The forms $\hat {\d x}_i := \d x_1 \wedge \cdots \wedge \hat {\d x}_i \wedge \cdots \wedge \d x_n$ vanish on the tangent space to $\mathbb H^n$ for $i > 1$, so we have:

$(1):\quad \displaystyle \int_{\partial \mathbb H^n} \omega = \int_{\partial \mathbb H^n} f_1 \hat {\d x}_1$




Moreover:

\(\displaystyle \d \omega\) \(=\) \(\displaystyle \sum_{i \mathop = 1}^n \rd f_i \wedge \hat {\d x}_i\)
\(\displaystyle \) \(=\) \(\displaystyle \sum_{i \mathop = 1}^n \frac {\partial f} {\partial x_i} \d x_i \wedge \hat {\d x}_i\)
\(\displaystyle \) \(=\) \(\displaystyle \paren {\sum_{i \mathop = 1}^n \frac {\partial f} {\partial x_i} } \rd x_1 \wedge \cdots \wedge \d x_n\)

so that:

$\displaystyle \int_{\mathbb H^n} \rd \omega = \sum_{i \mathop = 1}^n \int_{\mathbb H^n} \frac {\partial f_i} {\partial x_i} \rd x_1 \wedge \cdots wedge \d x_n$


If $i > 1$:

\(\displaystyle \int_{\mathbb H^n} \frac {\partial f_i} {\partial x_i} \rd x_1 \wedge \cdots \wedge \d x_n\) \(=\) \(\displaystyle \int \cdots \int \paren {\int_{-\infty}^\infty \frac {\partial f_i} {\partial x_i} } \hat {\d x}_i\) Fubini's Theorem
\(\displaystyle \) \(=\) \(\displaystyle 0\)


For $i = 1$:

\(\displaystyle \int_{\mathbb H^n} \frac {\partial f_1} {\partial x_1} \d x_1 \wedge \cdots \wedge \d x_n\) \(=\) \(\displaystyle \int \cdots \int \paren {\int_{-\infty}^0 \frac {\partial f_i} {\partial x_i} } \hat {\d x}_i\) Fubini's Theorem
\(\displaystyle \) \(=\) \(\displaystyle \int_{\partial \mathbb H^n} f_1 \hat {\d x}_1\)

So:

$\displaystyle \int_{\mathbb H^n} \rd \omega = \int_{\partial \mathbb H^n} f_1 \, \hat {\d x}_1$

Together with $(1)$, this establishes the result.

$\Box$


General Case

Choose a finite family of relatively compact charts $V_1, \ldots, V_k$ on $X$ such that

$\displaystyle \operatorname {supp} \omega \subseteq \bigcup_{i \mathop = 1}^k V_i$

Choose a partition of unity:

$\chi_1, \ldots, \chi_k$

with $\chi_1 + \cdots + \chi_k = 1$ subordinate to the cover $\set {V_1, \ldots, V_k}$.

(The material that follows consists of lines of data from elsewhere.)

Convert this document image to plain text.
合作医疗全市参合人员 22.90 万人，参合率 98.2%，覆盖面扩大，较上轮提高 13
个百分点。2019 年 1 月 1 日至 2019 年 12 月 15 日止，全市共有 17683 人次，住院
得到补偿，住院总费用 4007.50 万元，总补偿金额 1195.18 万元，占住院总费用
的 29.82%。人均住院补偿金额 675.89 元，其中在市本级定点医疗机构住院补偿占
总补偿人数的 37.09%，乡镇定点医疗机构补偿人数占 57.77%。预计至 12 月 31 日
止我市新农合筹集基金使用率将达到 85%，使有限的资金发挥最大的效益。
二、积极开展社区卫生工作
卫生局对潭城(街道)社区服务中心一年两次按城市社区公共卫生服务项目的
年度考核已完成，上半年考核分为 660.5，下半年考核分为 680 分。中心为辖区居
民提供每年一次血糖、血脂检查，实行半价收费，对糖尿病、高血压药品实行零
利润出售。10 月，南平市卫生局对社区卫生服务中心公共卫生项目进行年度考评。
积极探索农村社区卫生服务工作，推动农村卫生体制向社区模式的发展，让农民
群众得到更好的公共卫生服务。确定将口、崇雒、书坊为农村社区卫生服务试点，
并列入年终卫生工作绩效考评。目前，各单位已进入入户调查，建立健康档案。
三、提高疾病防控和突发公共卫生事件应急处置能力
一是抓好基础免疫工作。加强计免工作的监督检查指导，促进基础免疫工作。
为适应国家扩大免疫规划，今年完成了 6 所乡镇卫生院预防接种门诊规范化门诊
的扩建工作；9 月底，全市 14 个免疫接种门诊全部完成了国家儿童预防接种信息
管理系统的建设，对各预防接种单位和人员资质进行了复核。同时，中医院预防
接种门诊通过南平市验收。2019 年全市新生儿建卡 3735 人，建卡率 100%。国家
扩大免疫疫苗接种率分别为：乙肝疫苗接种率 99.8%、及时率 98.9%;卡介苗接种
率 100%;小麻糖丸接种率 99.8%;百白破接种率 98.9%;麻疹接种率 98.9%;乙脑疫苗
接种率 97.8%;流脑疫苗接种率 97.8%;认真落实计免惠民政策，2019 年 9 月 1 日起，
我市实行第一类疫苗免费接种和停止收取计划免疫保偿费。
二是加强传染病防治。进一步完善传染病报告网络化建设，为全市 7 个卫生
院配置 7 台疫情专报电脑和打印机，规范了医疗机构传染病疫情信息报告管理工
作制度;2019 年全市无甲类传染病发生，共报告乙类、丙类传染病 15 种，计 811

Put $\omega_i = \chi_i \omega$.

Then we have:

\(\displaystyle \omega\) \(=\) \(\displaystyle \paren {\chi_1 + \cdots + \chi_k} \omega\)
\(\displaystyle \) \(=\) \(\displaystyle \omega_1 + \cdots + \omega_k\)

Moreover, $\operatorname {supp} \omega_i \subset V_i$ by definition.

Therefore by the special case above, Stokes' theorem holds for each $\omega_i$, so we have:

$\displaystyle \int_X \rd \omega = \sum^k_{i \mathop = 1} \int_x \rd \omega_i = \sum^k_{i \mathop = 1} \int_{\partial X} \omega_i = \int_{\partial X} \omega$

$\blacksquare$

Also see


Source of Name

This entry was named for George Gabriel Stokes.